2001 : l'année du on line
Il est vrai que l'outil a de quoi séduire : il facilite la
relation et permet de contacter plus aisément une cible qui n'est pas
facilement disponible par téléphone et trop coûteuse en face à face. Son
avantage est de pouvoir interroger des cibles à l'international. Le panel on
line de Stethos au Magreb fonctionne très bien. Pierre Pigeon résume la
situation : « Il ne faut pas compter sur le on line, pour le moment, pour
recueillir des cas patients. Mais il permettra de faire plus d'ad hoc
d'opinion, et c'est une très bonne chose. » Altis réalise déjà en partie on
line des tests d'annonce presse, des études de mappings de produit et des
études de satisfaction.

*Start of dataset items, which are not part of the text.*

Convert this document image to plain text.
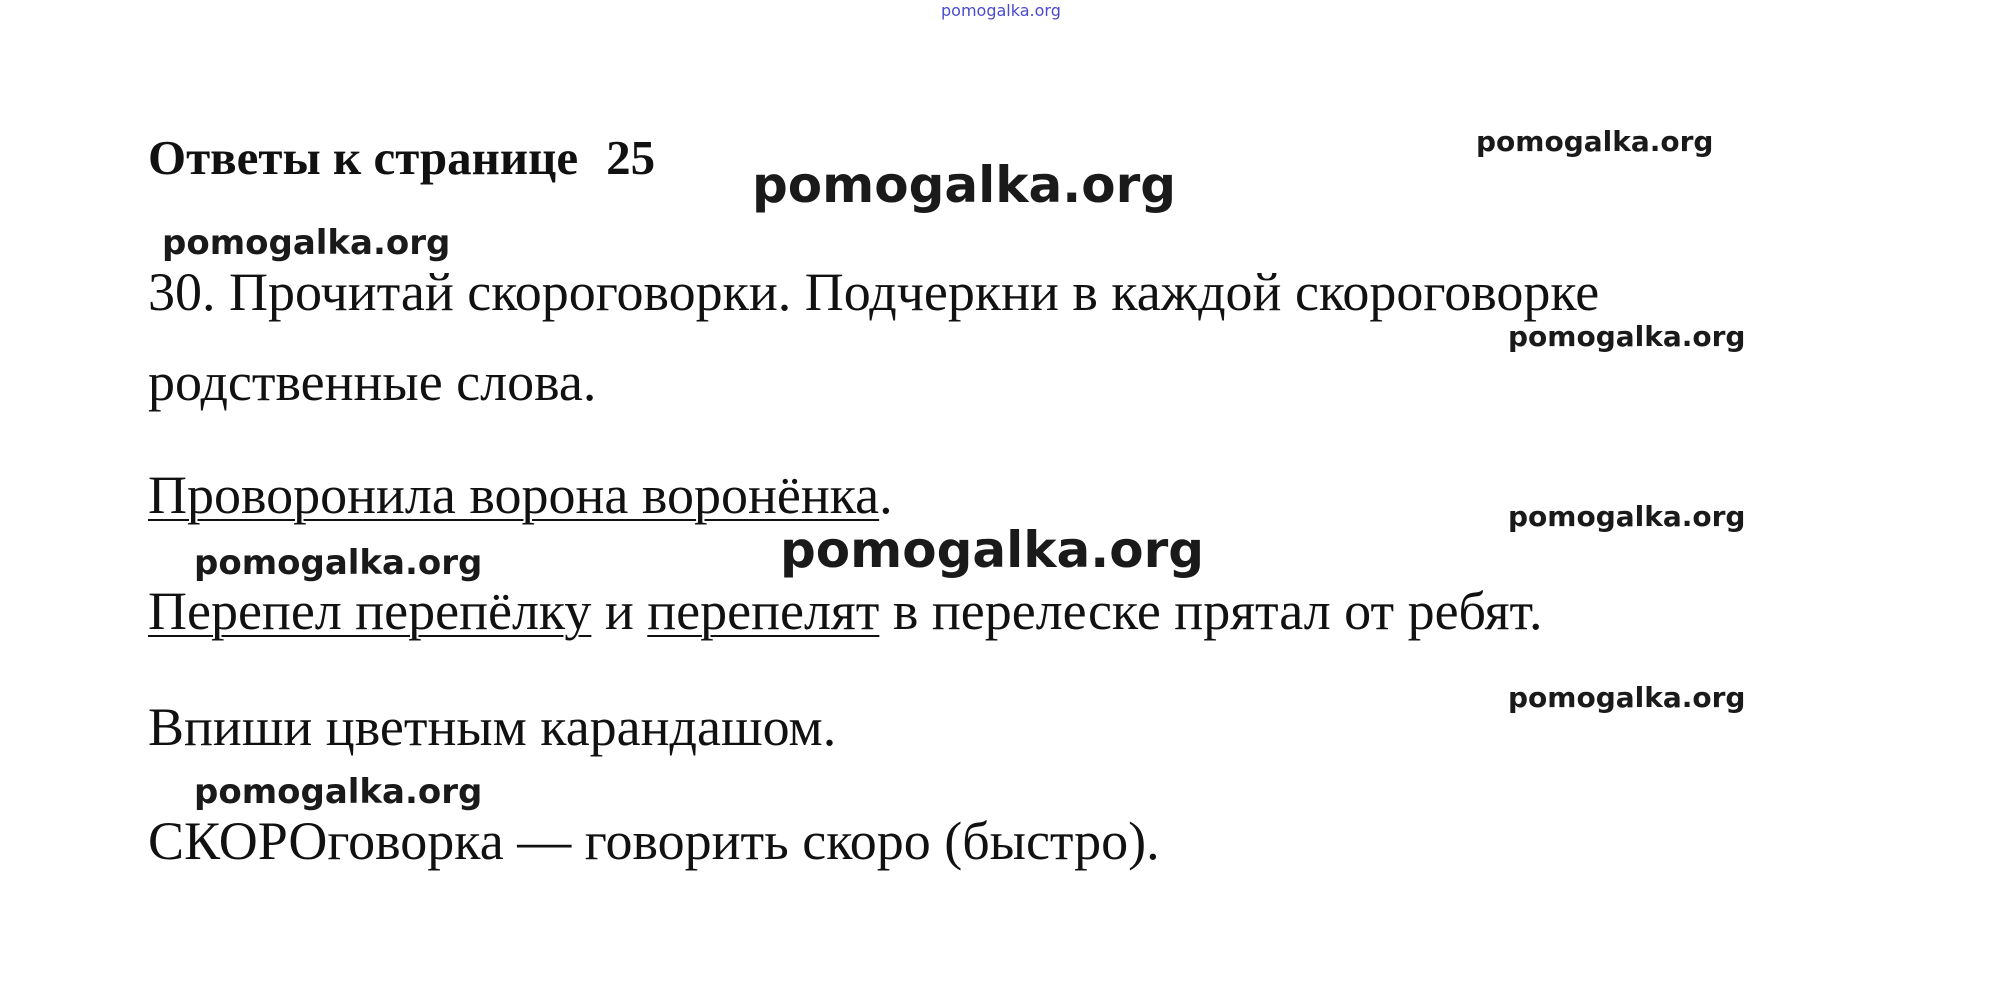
pomogalka.org
Ответы к странице 25 pomogalka.org
pomogalka.org
pomogalka.org
30. Прочитай скороговорки. Подчеркни в каждой скороговорке
pomogalka.org
родственные слова.
Проворонила ворона воронёнка.	pomogalka.org
pomogalka.org	pomogalka.org
Перепел перепёлку и перепелят в перелеске прятал от ребят.
pomogalka.org
Впиши цветным карандашом.
pomogalka.org
СКОРОговорка — говорить скоро (быстро).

Novatest propose Pharmatest, des prétests de
communication (ADV, annonce, packaging) par focus groups de médecins on line et
interviews semi-qualitatives en ligne avec observation en direct du forum.
Novatest, toujours, a lancé E-Monitory, un outil de veille de la communication
médicale via Internet, qualitatif et quantitatif. Infeco organise des mesures
on line par incrémentation de la significativité des différences d'impact d'un
nouveau thème ou argument en visite médicale. On est déjà entré dans l'univers
de la Toile et l'année 2001 devrait voir l'accélération des études on line. «
L'outil devient crédible et j'ai le sentiment que l'explosion des études
médicales on line se fera cette année », fait remarquer Michel Murino.